Multi-Channel Retail Strategies
Kirthi Kalyanam, J.C. Penney Research Professor, Leavey School of Business, Santa Clara University
March 26, 2004
Summary: Hands-on talk with a stage framework of multi-channel sophistication and good case examples. Key message was that you need not only to have an integrated multi-channel strategy, but move on to leverage one channel to another and then onto optimizing the two channels together. Very well received.
Everyone is now online and call themselves a multichannel retailer – but you need to do more than that.
Kirthi proposes a three-stage model:
– stage 0: Establishing online presence
– stage 1: Strategic alignment, excellence and integration
– stage 2: leverage across channels
– stage 3: optimize across channels
Difference between optimization and leveraging across channels – leveraging is using one to help the other, optimization means also transferring or changing assigned resources.
Web stores are trying to model a customer flow and building a web site to take people through that process: They want to locate products; get more information about them; evaluate with other products (using features like comparison matrixes (particularly electronic stores) and shop assistants (searches and modellers); place the order (Wish lists, shopping basket, shipping options & costs, checkout., one-click ordering; Recieve post purchase notification (order confirmation, delivery schedule, shipping notification); make returns (return by mail, in-store returns).
Two distinctly different customer behaviors: “Surgical shopping” (with search, know what they want), and browsing.
– Search: petco.com, a pet food site. Good search results has picture of product, different varieties with prices, one-click ordering. “Show me other brands” functionality. Also good at understanding common misspellings.
– Search: Macy’s: Search for “wine glasses“, excellent return of results, nicely laid out.

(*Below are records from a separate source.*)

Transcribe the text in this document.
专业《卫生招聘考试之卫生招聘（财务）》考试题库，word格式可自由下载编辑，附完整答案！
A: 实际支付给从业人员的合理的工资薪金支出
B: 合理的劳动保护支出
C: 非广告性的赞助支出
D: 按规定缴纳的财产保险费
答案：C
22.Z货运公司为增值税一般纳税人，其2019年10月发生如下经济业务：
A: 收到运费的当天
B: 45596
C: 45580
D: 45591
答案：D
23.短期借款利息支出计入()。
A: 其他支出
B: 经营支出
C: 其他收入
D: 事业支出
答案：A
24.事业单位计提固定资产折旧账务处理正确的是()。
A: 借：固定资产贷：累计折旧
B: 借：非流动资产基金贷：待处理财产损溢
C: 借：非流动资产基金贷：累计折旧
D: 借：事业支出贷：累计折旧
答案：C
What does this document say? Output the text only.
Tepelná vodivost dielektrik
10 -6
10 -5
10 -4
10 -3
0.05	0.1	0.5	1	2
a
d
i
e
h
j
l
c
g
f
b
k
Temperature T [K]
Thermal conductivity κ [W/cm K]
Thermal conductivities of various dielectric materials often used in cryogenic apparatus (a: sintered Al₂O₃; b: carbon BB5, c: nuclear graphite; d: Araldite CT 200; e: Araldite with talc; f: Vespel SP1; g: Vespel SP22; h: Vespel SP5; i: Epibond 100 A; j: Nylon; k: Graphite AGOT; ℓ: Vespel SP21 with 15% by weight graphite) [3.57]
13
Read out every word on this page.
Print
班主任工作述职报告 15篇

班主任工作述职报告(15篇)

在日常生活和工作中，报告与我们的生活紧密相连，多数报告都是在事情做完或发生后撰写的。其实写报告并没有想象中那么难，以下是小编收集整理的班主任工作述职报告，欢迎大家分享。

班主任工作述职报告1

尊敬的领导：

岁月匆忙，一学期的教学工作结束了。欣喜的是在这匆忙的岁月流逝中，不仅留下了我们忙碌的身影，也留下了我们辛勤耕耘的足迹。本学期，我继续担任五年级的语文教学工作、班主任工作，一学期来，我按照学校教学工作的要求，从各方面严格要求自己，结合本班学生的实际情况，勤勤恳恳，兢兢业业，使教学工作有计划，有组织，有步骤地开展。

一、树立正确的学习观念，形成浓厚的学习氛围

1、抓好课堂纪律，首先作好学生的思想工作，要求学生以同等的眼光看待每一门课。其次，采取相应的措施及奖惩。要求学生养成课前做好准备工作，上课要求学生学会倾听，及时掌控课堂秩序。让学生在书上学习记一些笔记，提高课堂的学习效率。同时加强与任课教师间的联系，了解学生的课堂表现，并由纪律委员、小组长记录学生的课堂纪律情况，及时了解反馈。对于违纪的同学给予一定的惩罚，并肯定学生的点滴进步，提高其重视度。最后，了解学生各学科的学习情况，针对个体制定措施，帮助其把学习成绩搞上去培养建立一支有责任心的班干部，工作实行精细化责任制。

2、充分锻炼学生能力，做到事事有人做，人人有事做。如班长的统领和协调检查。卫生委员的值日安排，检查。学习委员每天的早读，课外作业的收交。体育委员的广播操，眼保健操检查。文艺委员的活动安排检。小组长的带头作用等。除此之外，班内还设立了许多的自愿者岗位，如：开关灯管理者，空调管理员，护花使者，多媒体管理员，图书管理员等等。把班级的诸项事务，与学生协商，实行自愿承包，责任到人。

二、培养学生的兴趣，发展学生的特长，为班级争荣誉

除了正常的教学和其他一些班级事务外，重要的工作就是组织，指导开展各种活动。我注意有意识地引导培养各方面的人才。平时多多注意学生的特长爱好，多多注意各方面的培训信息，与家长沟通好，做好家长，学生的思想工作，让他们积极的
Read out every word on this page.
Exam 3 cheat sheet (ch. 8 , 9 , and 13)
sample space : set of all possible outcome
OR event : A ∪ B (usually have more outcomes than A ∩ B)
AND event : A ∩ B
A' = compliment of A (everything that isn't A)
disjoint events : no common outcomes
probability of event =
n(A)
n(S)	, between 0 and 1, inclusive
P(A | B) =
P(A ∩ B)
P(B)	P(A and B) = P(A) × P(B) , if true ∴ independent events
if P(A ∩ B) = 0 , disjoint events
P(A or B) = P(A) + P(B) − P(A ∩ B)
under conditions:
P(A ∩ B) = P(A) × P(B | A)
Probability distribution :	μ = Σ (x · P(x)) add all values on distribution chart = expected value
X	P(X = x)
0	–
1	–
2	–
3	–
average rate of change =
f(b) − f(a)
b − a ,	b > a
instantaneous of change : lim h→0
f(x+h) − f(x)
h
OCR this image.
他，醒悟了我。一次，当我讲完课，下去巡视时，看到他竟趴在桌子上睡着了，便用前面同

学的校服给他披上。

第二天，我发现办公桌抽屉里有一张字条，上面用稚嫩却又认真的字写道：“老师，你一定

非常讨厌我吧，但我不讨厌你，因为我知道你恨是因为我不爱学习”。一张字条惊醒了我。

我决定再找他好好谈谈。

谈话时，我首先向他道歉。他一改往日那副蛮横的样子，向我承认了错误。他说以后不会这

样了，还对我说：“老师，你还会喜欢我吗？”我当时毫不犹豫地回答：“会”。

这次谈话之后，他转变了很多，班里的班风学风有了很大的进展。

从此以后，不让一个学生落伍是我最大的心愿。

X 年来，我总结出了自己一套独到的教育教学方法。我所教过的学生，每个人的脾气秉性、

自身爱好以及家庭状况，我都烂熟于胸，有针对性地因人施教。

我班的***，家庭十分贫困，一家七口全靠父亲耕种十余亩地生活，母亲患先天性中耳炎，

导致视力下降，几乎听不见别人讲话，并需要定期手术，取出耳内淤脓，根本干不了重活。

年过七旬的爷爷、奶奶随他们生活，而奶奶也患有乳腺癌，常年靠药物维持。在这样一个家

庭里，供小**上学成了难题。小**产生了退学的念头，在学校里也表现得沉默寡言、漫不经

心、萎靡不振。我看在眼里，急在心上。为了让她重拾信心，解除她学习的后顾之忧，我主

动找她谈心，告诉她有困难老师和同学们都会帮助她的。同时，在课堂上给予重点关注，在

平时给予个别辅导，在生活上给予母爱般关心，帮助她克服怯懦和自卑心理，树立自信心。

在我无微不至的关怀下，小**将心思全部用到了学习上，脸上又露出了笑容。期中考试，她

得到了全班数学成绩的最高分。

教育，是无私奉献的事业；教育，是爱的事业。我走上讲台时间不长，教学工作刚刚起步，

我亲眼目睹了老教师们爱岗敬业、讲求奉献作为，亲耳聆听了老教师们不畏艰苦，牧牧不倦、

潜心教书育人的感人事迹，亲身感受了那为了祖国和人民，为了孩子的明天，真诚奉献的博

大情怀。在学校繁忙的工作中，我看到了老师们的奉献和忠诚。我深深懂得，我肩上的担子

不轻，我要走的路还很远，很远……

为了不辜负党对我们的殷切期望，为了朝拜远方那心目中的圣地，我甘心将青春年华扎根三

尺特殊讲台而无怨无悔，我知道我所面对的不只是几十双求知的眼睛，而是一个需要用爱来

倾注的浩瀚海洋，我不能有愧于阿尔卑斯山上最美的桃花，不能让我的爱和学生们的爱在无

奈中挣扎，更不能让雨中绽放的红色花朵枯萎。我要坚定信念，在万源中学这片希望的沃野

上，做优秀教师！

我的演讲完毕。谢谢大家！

– Navigation: KayBee toys, a toy retailer (now apparently in Chapter 11, thanks to Walmart’s loss-leading strategy for toys) had good navigation with multiple entry points – dollar amount brackets, age brackets, gender, toy categories.
Search technology must handle keywords and misspellings, display results cleanly with visuals, make it easy to purchase, make it easy to expand, restrict or modify search.
Navigation must be consistent, provide multiple entry points, use customer scenarios.
Very rapid imitation in the retail industry, especially online. People are understanding how to create good web sites, so most of them will get it very fast – and the proof of that is in the increased customer satisfaction figures we are beginning to see.
Virtual models (software by a company called myvirtualmodel.com), allows you to enter your dimensions and features and create a model of yourself. Can then do “shop assistant”, search for “all clothes in blue that would fit me”.
Comparison matrix; used by many electronics merchants, shop products next to each other. Jim Bettman from Duke has a book on how people process information, lots of research on this.
Product comparison matrix vs. shopping assistant? Shopping assistant better because it helps in the early phases, when people get overwhelmed.
Good examples of shopping assistants: Lands’ End, but look also at activedecisions.com.
Many ways to do it channel leverage and optimization, among them: scale (most companies do this, Gap has lower COGS than Lands’ End), product testing, store allocation, kiosks, track lost sales and substitutions, clearance, stock out, new locations, gift registry, store traffic, new customers.
Three case studies of multi-channel evolution:
Case 1: Reinforcing merchandising authority
Multi-billion consumer electronics retailer, primarily store based, but added a web channel. Retail strategy levers are broad assortment – but this is really having the right, rather than the broad mix. They have customer self-help and very complex promotional pricing, with bundles and financing. This retailer had evolved from a simple web site, expanding online assortment with all channels at same promotions activity, moving towards order on line with pick up at the store, an online research center, now moving into online product testing.
Case 2: 2 billion Tri-Channel housewares retailer, high end merchandise, high involvement shoppers (devoted cooks), dual channel strategy expanded into the Internet. Didn’t believe online would work, but started with gift registry. When that worked, problem came because they were organized by channel rather than brand. Shifted to a brand centric organization structure. Extended the assortment online, seasonal assortment in the catalogues. The catalog drives store and web traffic, using measurable, repeatable process. Minimal advertising costs.
To get from leverage to optimization, you have to have measurements and a repeated decision cycle – making the decision to advertise through the catalog vs. regular advertising requires measures of whether it is working or not. Saves this company about 6% of sales.
Case 3: Saving the Sale
Specialty retailer, less than 1B, sells outfits for children, have to be displayed completely, highly involved target customer, very emotional and high involvement purchase. Focused on email notifications of new products. Moved to leverage by “Save the Sale” strategy, Shrink shop size by having a “look book” with the full assortment, web based POS system, associate training.